Center for Behavioral Cardiovascular Health, Columbia University Medical Center, 622 W. 168th St, New York, NY 10032, USA.
Center for Behavioral Cardiovascular Health, Columbia University Medical Center, 622 W. 168th St, New York, NY 10032, USA.
Gen Hosp Psychiatry. 2018 Jul-Aug;53:101-107. doi: 10.1016/j.genhosppsych.2018.02.007. Epub 2018 May 16.
Many patients who present to the emergency department (ED) with acute coronary syndromes (ACS) develop posttraumatic stress disorder (PTSD) due to the experience.
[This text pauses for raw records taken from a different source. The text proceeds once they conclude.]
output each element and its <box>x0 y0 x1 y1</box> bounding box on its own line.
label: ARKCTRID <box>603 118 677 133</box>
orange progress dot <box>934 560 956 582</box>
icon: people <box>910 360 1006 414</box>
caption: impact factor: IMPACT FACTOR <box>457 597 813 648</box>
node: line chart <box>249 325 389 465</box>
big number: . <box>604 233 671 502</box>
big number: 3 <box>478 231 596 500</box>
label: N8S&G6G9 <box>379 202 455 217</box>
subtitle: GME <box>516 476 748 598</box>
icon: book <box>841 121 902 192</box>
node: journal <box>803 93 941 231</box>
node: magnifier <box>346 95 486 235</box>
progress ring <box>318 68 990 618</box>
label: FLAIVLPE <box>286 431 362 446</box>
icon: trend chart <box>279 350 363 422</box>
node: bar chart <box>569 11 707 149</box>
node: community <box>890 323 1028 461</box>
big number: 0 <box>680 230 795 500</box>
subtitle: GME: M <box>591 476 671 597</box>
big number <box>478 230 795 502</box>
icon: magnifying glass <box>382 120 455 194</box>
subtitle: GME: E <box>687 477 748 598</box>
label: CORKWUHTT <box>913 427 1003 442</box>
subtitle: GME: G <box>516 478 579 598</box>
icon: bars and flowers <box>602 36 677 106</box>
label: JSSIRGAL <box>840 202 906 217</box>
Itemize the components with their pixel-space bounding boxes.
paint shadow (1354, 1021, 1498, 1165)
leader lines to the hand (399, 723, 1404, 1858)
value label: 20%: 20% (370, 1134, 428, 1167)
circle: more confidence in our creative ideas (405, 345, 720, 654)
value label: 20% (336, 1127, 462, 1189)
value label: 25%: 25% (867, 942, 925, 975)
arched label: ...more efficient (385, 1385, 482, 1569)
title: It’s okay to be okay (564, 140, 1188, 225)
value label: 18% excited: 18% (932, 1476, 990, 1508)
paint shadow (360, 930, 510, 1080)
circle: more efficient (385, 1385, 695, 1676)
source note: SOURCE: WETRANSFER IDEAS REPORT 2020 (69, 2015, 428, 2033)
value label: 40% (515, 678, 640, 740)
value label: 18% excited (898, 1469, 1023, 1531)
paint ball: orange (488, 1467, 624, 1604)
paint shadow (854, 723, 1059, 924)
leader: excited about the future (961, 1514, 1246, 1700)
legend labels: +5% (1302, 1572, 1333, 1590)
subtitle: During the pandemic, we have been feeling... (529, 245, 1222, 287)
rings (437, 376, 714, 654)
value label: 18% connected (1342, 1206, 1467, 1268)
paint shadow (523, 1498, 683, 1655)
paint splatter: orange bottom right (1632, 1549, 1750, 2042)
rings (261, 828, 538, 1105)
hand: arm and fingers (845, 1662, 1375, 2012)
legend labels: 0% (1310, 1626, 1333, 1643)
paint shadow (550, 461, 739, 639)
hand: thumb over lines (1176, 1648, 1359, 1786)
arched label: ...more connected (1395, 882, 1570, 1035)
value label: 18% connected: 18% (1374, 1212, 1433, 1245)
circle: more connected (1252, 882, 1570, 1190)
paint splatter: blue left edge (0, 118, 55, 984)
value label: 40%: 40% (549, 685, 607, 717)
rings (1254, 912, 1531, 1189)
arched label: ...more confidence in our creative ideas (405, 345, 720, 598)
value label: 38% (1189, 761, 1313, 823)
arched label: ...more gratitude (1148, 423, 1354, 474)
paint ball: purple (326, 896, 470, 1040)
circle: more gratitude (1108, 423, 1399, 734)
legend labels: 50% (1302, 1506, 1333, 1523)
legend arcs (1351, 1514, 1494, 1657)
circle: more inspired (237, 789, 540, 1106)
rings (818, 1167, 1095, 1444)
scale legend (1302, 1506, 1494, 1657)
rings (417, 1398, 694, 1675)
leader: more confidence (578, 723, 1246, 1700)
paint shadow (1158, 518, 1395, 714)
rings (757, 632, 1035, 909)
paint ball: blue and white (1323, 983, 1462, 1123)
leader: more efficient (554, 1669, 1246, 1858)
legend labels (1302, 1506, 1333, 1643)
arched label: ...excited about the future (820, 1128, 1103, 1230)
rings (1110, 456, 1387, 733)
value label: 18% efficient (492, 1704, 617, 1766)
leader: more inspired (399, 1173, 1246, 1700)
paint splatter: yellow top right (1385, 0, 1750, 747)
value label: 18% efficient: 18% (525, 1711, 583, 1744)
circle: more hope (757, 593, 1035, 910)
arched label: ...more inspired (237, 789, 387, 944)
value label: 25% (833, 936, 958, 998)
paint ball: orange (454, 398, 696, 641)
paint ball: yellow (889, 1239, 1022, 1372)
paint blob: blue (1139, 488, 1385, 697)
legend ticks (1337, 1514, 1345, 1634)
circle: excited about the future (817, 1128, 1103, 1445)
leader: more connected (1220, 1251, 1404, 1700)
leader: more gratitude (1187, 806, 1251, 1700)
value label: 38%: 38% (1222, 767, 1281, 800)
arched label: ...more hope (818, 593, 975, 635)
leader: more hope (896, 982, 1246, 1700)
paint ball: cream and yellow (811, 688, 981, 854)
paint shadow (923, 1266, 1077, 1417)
Less is known about risk for PTSD in patients who rule out for ACS. Our objective was to compare the risk of developing PTSD among patients who rule out versus rule in for ACS.
We enrolled a consecutive sample of 1000 patients presenting to an emergency department (ED) with symptoms of a probable ACS. We assessed presenting ACS symptoms in the ED. We determined whether presenting symptoms were due to a confirmed ACS or another etiology by chart review. We assessed PTSD by telephone 1 month after discharge using the PTSD Checklist specific for the suspected ACS event (PCL-S). We used logistic regression to determine the association of ruling out versus ruling in for ACS with a positive PTSD screen (PCL-S ≥ 32), adjusting for demographics, comorbidities, depression, trauma history, and pre-existing PTSD.
Approximately two-thirds of patients (68.2%) ruled out for ACS. Compared to confirmed ACS patients, patients who ruled out had similar presenting symptoms, and similar risk of screening positive for PTSD (18.9% versus 16.8%; p = 0.47; adjusted OR 1.18, 95% CI 0.69-2.00; p = 0.55).
ED presentation with ACS symptoms was sufficient to trigger a positive PTSD screen whether the etiology was due to a life-threatening ACS or another etiology. Patients who present with ACS symptoms should be considered for interventions to prevent PTSD after hospitalization, regardless of symptom etiology.
许多因急性冠状动脉综合征(ACS)到急诊科(ED)就诊的患者因该经历而患上创伤后应激障碍(PTSD)。对于排除 ACS 的患者发生 PTSD 的风险知之甚少。我们的目的是比较排除与确诊 ACS 的患者发生 PTSD 的风险。
我们纳入了 1000 名连续就诊于急诊科(ED)的疑似 ACS 患者。我们在 ED 评估 ACS 症状。通过病历回顾,确定症状是否由确诊 ACS 或其他病因引起。我们通过电话在出院后 1 个月使用疑似 ACS 事件专用 PTSD 清单(PCL-S)评估 PTSD。我们使用逻辑回归来确定排除与确诊 ACS 与 PTSD 筛查阳性(PCL-S≥32)的关联,调整了人口统计学、合并症、抑郁、创伤史和先前存在的 PTSD。
约三分之二的患者(68.2%)被排除 ACS。与确诊 ACS 患者相比,排除 ACS 的患者具有相似的首发症状,且 PTSD 筛查阳性的风险相似(18.9%对 16.8%;p=0.47;调整后的 OR 1.18,95%CI 0.69-2.00;p=0.55)。
无论病因是否为危及生命的 ACS 还是其他病因,因 ACS 症状就诊 ED 足以引发 PTSD 筛查阳性。对于因 ACS 症状就诊的患者,无论症状病因如何,在住院后都应考虑采取干预措施预防 PTSD。